The highlight of the album, for me, comes at the end. ‘Coloratura’ is the longest song the band has ever made, and is a perfect journey through the planets they’ve introduced us to. It's meandering, reflective and the perfect place to end the album. Its first two minutes are like quiet meditation, and as the vocals kick in we go on a tour of naming planets and stars, feeling like we could really be floating past them. In an album with star-powered collaborations and energetic pop beats, it’s this finale that stuck with me long after hearing it. ‘Coloratura’ is the culmination of all the times the band have experimented with instrumentals, and the perfect end of an epic journey through space.

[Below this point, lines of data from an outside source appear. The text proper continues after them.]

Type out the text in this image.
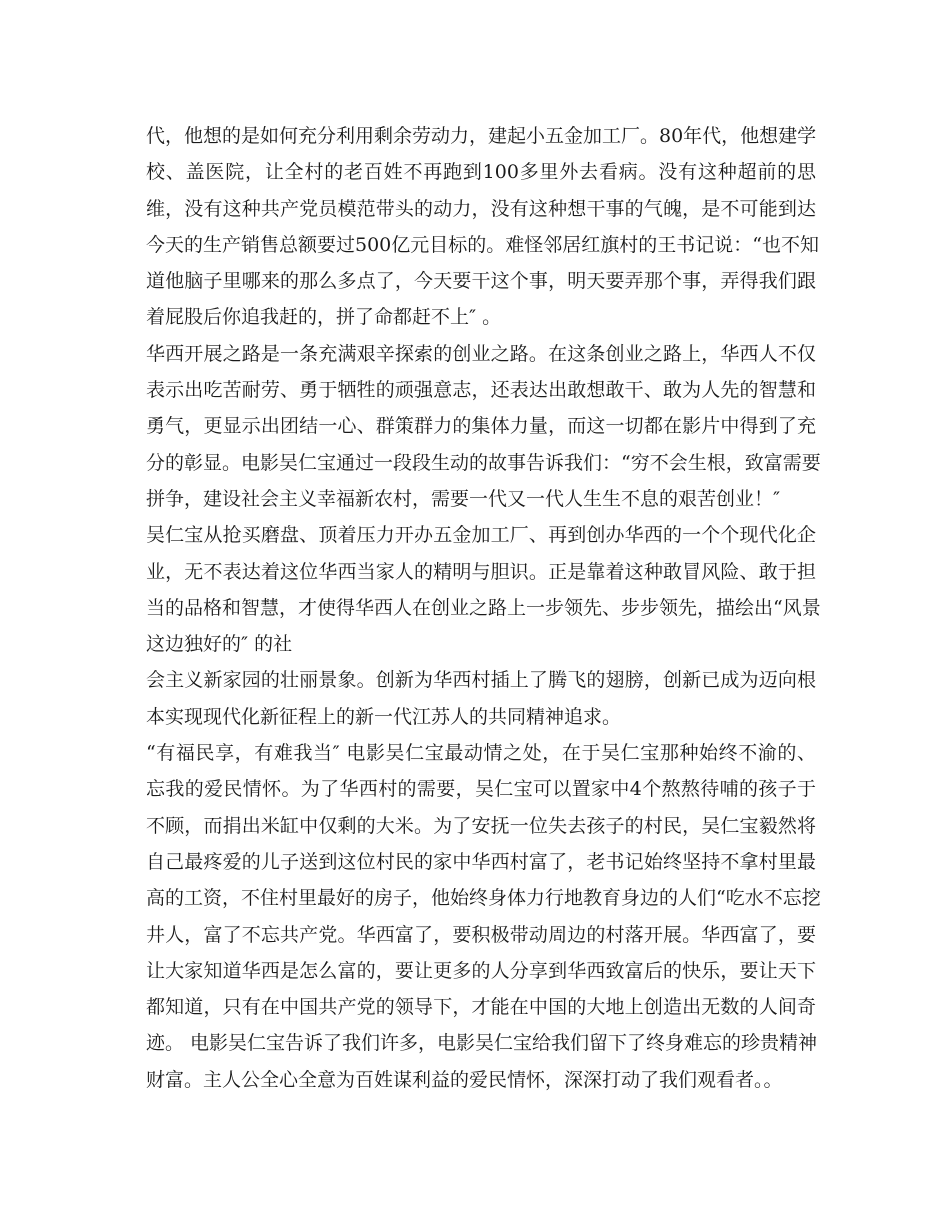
代，他想的是如何充分利用剩余劳动力，建起小五金加工厂。80年代，他想建学
校、盖医院，让全村的老百姓不再跑到100多里外去看病。没有这种超前的思
维，没有这种共产党员模范带头的动力，没有这种想干事的气魄，是不可能到达
今天的生产销售总额要过500亿元目标的。难怪邻居红旗村的王书记说：“也不知
道他脑子里哪来的那么多点了，今天要干这个事，明天要弄那个事，弄得我们跟
着屁股后你追我赶的，拼了命都赶不上″ 。
华西开展之路是一条充满艰辛探索的创业之路。在这条创业之路上，华西人不仅
表示出吃苦耐劳、勇于牺牲的顽强意志，还表达出敢想敢干、敢为人先的智慧和
勇气，更显示出团结一心、群策群力的集体力量，而这一切都在影片中得到了充
分的彰显。电影吴仁宝通过一段段生动的故事告诉我们：“穷不会生根，致富需要
拼争，建设社会主义幸福新农村，需要一代又一代人生生不息的艰苦创业！″
吴仁宝从抢买磨盘、顶着压力开办五金加工厂、再到创办华西的一个个现代化企
业，无不表达着这位华西当家人的精明与胆识。正是靠着这种敢冒风险、敢于担
当的品格和智慧，才使得华西人在创业之路上一步领先、步步领先，描绘出“风景
这边独好的″ 的社
会主义新家园的壮丽景象。创新为华西村插上了腾飞的翅膀，创新已成为迈向根
本实现现代化新征程上的新一代江苏人的共同精神追求。
“有福民享，有难我当″ 电影吴仁宝最动情之处，在于吴仁宝那种始终不渝的、
忘我的爱民情怀。为了华西村的需要，吴仁宝可以置家中4个熬熬待哺的孩子于
不顾，而捐出米缸中仅剩的大米。为了安抚一位失去孩子的村民，吴仁宝毅然将
自己最疼爱的儿子送到这位村民的家中华西村富了，老书记始终坚持不拿村里最
高的工资，不住村里最好的房子，他始终身体力行地教育身边的人们“吃水不忘挖
井人，富了不忘共产党。华西富了，要积极带动周边的村落开展。华西富了，要
让大家知道华西是怎么富的，要让更多的人分享到华西致富后的快乐，要让天下
都知道，只有在中国共产党的领导下，才能在中国的大地上创造出无数的人间奇
迹。 电影吴仁宝告诉了我们许多，电影吴仁宝给我们留下了终身难忘的珍贵精神
财富。主人公全心全意为百姓谋利益的爱民情怀，深深打动了我们观看者。。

"It's meandering, reflective and the perfect place to end the album..."
Coldplay might not be seen as the coolest band in the world as they’ve shifted further into the pop sound, but exploring Spheres felt like an out-of-this-world experience that I wouldn’t trade for anything. It gets me excited to feel like I can once again stand in a crowd of thousands singing along to the music that meant so much to me growing up. It’s not a perfect album by any means, but it’s feel-good and uplifting: which right now is pretty much exactly what we need. And if you need me, I’ll be busy refreshing the tickets for the next tour.